The authors thank the Ulm University Centre for Translational Imaging MoMAN for its support.

References

(1) Steeden, J. A., Kowalik, G. T., Tann, O., Hughes, M., Mortensen, K. H., & Muthurangu, V. (2018). "Real-time Assessment of Right and Left Ventricular Volumes and Function in Children Using High Spatiotemporal Resolution Spiral bSSFP with Compressed Sensing." arXiv preprint arXiv:1804.09480.

(2) Feng, X., Salerno, M., Kramer, C. M., & Meyer, C. H. (2016). "Non‐Cartesian balanced steady‐state free precession pulse sequences for real‐time cardiac MRI." Magnetic resonance in medicine, 75(4), 1546-1555.

(3) Metze, P., Speidel, T., Stumpf, K., Rasche, V. "Sliding Window Reduced FOV Reconstruction in EPI for Real-Time Cardiac Imaging." Submitted to this conference

(4) Wundrak, Stefan, et al. "Golden ratio sparse MRI using tiny golden angles." Magnetic resonance in medicine 75.6 (2016): 2372-2378.

Figures

Figure 1: $$$k$$$-space coverage for the different real-time trajectories (a) and an overview of the sw-rFOV reconstruction process (b). The interleaved EPI acquisition is chosen in a way to facilitate reconstruction, i.e. the acceleration factor (product of SENSE factor and rFOV reduction) has to be known to choose the multiplier accordingly. On the average image the rFOV can be selected, an implementation setting rFOV to 1/nth of the PE direction is also feasible.

Figure 2: Example still images of all acquisition schemes in one volunteer (a). The BH-CINE sequence comprises 32 cardiac phases, the temporal resolution for the real-time approaches is 39.9 ms (spiral), 45.2 ms (radial) and 36.5 ms (sw-rFOV EPI). M-mode images (b) of all real-time acquisition schemes showing ventricular premature beats (red arrows). In EPI and radial images, a global shift of the myocardium can be appreciated, originating from respiratory motion. EPI shows signal enhancement due to flow effects close to the septal region of the myocardium, the radial sequence is most stable in terms of contrast.

Figure 3: Image quality assessment (median: red line, mean: black diamond. SNR in myocardium (a) and blood (b) is about the same order for all techniques. CNR (c) is highest for the conventional acquisition, the real time methods are in the same range with slight disadvantages for rFOV imaging. The edge index (d) is highest for the radial and conventional methods. The signal increase (e) gives best results for rFOV imaging.
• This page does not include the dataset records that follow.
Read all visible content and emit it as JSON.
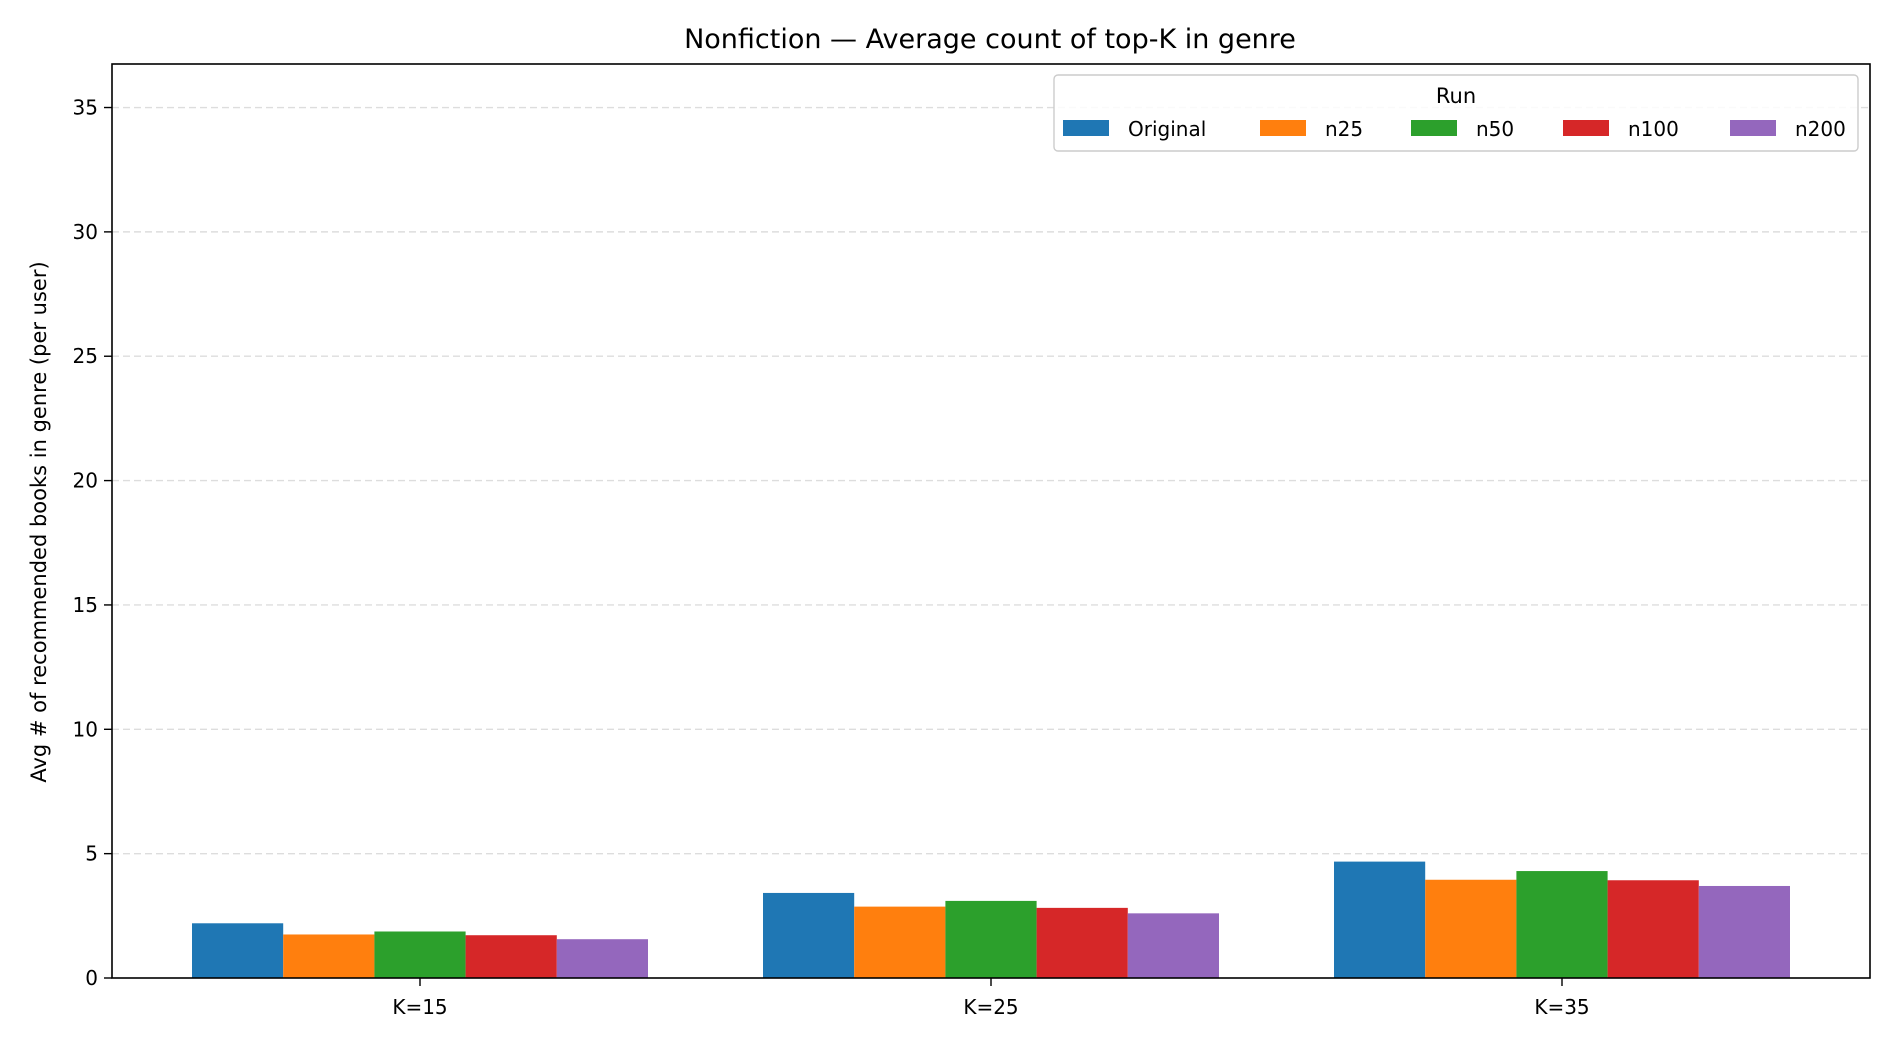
{
  "chart_data": {
    "type": "bar",
    "title": "Nonfiction — Average count of top-K in genre",
    "xlabel": "",
    "ylabel": "Avg # of recommended books in genre (per user)",
    "categories": [
      "K=15",
      "K=25",
      "K=35"
    ],
    "ylim": [
      0,
      36.75
    ],
    "yticks": [
      0,
      5,
      10,
      15,
      20,
      25,
      30,
      35
    ],
    "grid": "horizontal-dashed",
    "legend": {
      "title": "Run",
      "position": "top-right",
      "columns": 5
    },
    "series": [
      {
        "name": "Original",
        "color": "#1f77b4",
        "values": [
          2.2,
          3.42,
          4.68
        ]
      },
      {
        "name": "n25",
        "color": "#ff7f0e",
        "values": [
          1.75,
          2.87,
          3.95
        ]
      },
      {
        "name": "n50",
        "color": "#2ca02c",
        "values": [
          1.87,
          3.1,
          4.3
        ]
      },
      {
        "name": "n100",
        "color": "#d62728",
        "values": [
          1.72,
          2.82,
          3.93
        ]
      },
      {
        "name": "n200",
        "color": "#9467bd",
        "values": [
          1.56,
          2.6,
          3.7
        ]
      }
    ]
  }
}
Table 1: Imaging parameters of all sequences. The second temporal resolution for the radial and spiral sequence is given as the sliding window increment.
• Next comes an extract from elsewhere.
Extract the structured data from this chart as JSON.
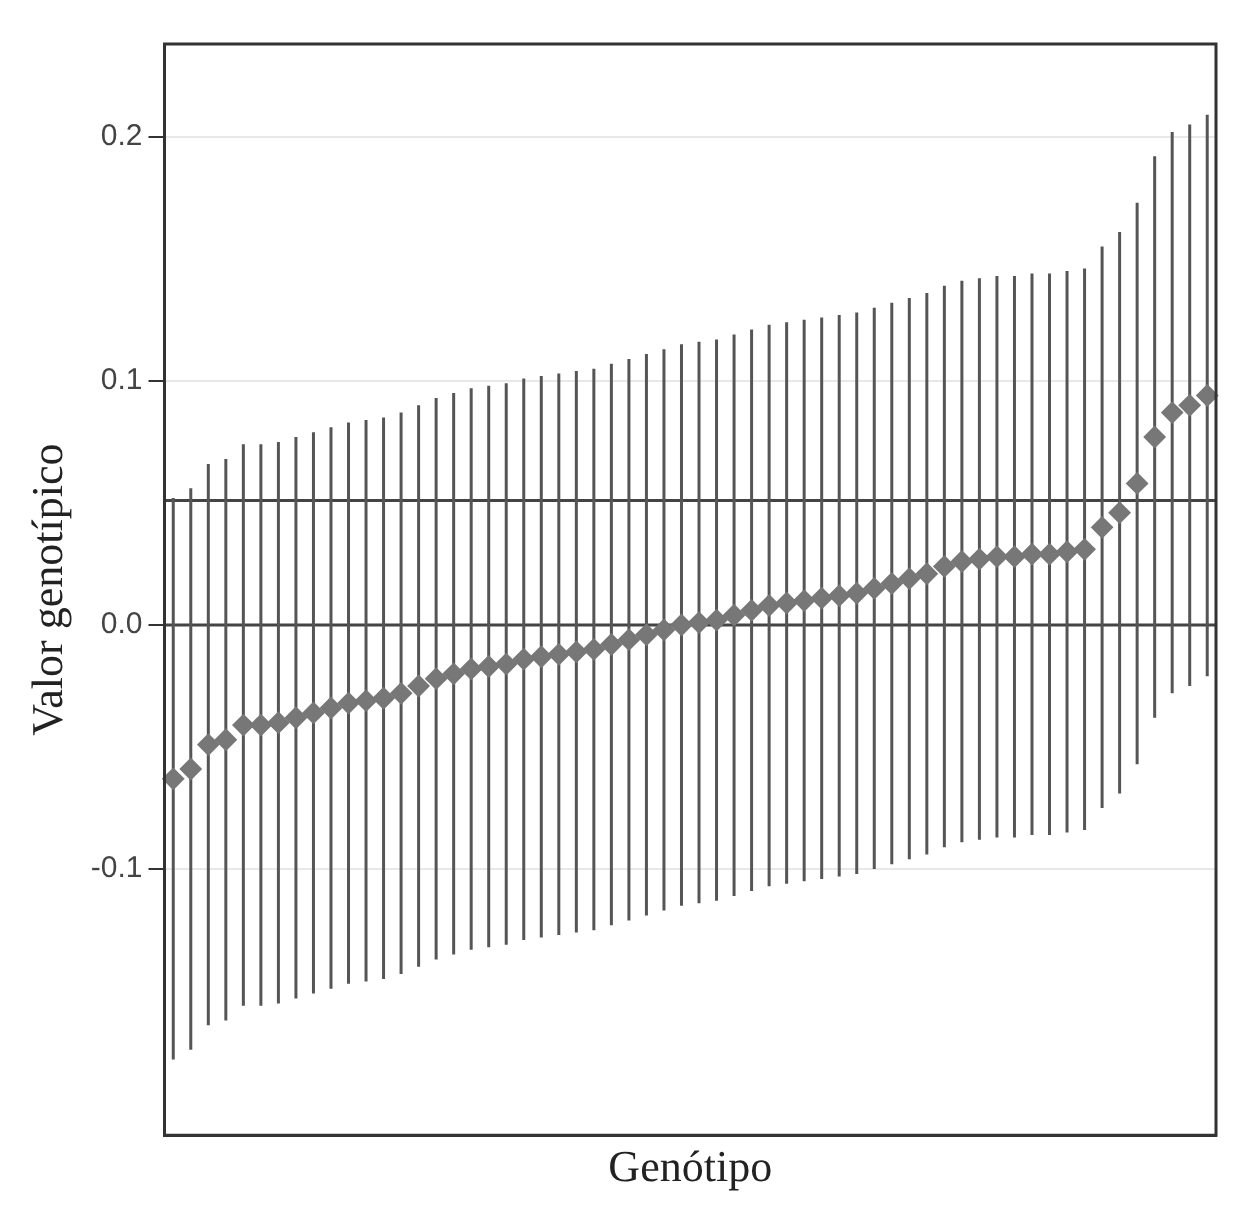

Table 2: Mean of the functional parameters estimated with SEGMENT (9 slices), p-values of the Shapiro-Wilk test for paired differences and Wilcoxon test. The RT approaches show higher values for EF, similar values for SV and lower values for both EDV and ESV, with rFOV showing the highest deviations from conventional imaging. For all parameters the results are not statistically significant (p>0.05).